07 - Place skewers on the grill and cook for 12–15 minutes, turning every 3–4 minutes, until the chicken is cooked through and slightly charred on the edges.
08 - Remove skewers from the grill and generously brush or drizzle with the prepared Bang Bang sauce. Garnish with chopped cilantro or scallions and toasted sesame seeds. Serve with lime wedges on the side.

# Expert Suggestions:

01 -
  • The sauce is basically addictive and you will want to put it on everything from rice to roasted vegetables to your fingers.
  • Chicken thighs stay incredibly juicy even if you accidentally overcook them a touch which makes this wonderfully forgiving for grilling beginners.
02 -
  • Do not skip soaking bamboo skewers because I once forgot and spent the evening scraping ash off chicken which was deeply humbling.
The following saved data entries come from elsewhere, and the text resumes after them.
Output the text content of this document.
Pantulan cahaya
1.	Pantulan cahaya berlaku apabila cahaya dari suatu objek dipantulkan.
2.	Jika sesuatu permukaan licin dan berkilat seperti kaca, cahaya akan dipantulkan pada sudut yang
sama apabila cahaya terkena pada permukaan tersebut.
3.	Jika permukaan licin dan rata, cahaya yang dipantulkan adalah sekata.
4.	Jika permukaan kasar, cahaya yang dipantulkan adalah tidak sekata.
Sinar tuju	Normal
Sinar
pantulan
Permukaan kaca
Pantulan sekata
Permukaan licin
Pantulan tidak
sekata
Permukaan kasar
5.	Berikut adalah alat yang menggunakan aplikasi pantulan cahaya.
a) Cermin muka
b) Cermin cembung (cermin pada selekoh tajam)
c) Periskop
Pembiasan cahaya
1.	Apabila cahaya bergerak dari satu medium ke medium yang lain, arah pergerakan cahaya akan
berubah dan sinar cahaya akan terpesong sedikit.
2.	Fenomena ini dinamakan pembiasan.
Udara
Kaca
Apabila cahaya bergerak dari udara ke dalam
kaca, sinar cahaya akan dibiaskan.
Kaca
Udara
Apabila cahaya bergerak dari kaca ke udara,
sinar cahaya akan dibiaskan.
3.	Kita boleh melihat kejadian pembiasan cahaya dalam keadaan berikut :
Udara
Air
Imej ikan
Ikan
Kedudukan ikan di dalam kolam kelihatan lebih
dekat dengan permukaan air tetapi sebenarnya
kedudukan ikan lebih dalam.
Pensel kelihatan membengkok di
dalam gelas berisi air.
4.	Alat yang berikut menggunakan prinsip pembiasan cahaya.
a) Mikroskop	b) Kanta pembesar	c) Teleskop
  • The sauce thickens as it sits so if you make it ahead stir in a splash of water or lime juice to loosen it before drizzling.
03 -
  • Pat the chicken dry before marinating because excess moisture prevents the soy sauce and oil from really adhering to the surface and you lose flavor.
  • Make double the bang bang sauce and keep a jar in the fridge because it is incredible on sandwiches roasted broccoli and basically anything that needs a kick.